Piotr descend de l’hélico qui ravitaille tous les six mois ce comptoir isolé de Sibérie. Dans ce pays âpre et immense commence alors une traque machiavélique pendant laquelle ni les bêtes sauvages, ni les incendies, ni les fous de Dieu, ni les tortionnaires n’entameront la détermination du chasseur et de sa proie. Or, le survivant du goulag qui s’appelle désormais Fiodor, est devenu un ermite impossible à localiser. Piotr a pour guide Liouba, une adolescente qui connaît parfaitement ce territoire. Les rencontres au hasard du parcours, dont un chien jaune, les événement naturels d’une ampleur inaccoutumée et la nécessité de vivre en survivaliste donnent à ce récit des allures de polar écologique. On est puissamment tenus en haleine. Un incendie gigantesque ajoute à l’ampleur des drames permanents. On apprend à cette occasion qu’un gros bourdon, curieux coléoptère pyrophile détecte les incendies de forêt et fonce au centre du brasier. Pour celui qui sait lire les signes de la nature, il faut fuir sans délai en sens inverse. "On dit que le mangeur de feu détecte un incendie à plus de cent kilomètres. Cette espèce de scarabée recherche les feux de forêt parce qu’elle pond ses œufs dans du bois tout juste brûlé et encore chaud."
On vibre et on souffre dans la taïga, plaines glacées de Sibérie, les forêts profondes, le royaume de l’ours, pris au milieu des eaux de la fonte qui bouillonnent, on apprend la dermite des apiacées qui brûle la peau, tout cela et plus encore, sous la plume imagée et acérée de Ian Manook.
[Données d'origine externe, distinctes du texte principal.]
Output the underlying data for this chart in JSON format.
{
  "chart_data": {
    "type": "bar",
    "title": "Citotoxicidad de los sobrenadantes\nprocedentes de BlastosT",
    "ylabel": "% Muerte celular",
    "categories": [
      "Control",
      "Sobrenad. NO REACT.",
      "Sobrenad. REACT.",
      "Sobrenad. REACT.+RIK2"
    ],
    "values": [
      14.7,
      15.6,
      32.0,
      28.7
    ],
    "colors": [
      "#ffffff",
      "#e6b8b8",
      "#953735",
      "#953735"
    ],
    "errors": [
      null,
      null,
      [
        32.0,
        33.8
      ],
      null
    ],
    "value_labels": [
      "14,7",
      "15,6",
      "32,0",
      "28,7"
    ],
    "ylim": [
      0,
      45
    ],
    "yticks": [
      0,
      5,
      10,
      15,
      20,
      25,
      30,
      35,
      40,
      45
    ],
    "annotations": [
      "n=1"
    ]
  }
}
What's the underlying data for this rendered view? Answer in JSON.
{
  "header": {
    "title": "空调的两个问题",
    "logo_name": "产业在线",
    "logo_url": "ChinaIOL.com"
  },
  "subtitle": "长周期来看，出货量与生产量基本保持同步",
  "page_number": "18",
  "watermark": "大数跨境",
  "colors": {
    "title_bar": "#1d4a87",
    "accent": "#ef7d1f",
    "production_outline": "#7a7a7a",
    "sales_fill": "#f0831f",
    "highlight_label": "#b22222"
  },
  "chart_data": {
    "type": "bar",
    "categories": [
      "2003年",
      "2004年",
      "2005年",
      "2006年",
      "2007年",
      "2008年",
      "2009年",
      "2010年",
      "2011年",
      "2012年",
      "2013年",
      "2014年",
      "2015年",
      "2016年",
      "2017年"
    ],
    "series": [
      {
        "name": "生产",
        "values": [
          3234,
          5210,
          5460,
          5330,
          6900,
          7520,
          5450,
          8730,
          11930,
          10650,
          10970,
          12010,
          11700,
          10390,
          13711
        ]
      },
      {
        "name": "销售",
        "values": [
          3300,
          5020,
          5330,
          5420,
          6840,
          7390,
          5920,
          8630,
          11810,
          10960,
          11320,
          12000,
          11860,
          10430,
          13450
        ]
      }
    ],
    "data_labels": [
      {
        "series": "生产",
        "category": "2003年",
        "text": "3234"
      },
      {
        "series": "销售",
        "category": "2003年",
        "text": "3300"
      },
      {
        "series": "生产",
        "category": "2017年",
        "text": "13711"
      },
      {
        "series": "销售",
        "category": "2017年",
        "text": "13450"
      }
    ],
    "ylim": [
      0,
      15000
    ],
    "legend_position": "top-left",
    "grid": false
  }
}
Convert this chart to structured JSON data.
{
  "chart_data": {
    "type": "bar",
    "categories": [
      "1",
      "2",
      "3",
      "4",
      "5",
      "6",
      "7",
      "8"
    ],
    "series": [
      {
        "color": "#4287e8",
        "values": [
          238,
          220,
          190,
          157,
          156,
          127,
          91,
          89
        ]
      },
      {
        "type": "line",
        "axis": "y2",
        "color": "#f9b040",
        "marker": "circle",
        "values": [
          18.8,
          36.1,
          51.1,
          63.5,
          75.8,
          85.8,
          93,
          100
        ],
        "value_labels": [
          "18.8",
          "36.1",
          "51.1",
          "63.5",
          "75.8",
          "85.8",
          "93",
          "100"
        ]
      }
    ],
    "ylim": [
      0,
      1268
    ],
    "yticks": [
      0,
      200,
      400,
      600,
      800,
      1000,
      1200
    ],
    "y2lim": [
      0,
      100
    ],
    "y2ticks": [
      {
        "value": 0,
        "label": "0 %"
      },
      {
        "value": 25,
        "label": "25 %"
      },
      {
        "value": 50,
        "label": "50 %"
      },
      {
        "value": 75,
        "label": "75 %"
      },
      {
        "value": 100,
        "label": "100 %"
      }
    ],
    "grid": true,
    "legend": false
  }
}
Fous de dieu, chamanes, chasseurs, aventuriers enrichissent ce roman de leurs particularités souvent excessives. Un roman impossible à lâcher, entre aventure insensée, survivalisme et quête spirituelle. Piotr sera-t-il capable de remettre en question l’objectif de sa mission, malgré sa rigidité d’ancien du KGB ?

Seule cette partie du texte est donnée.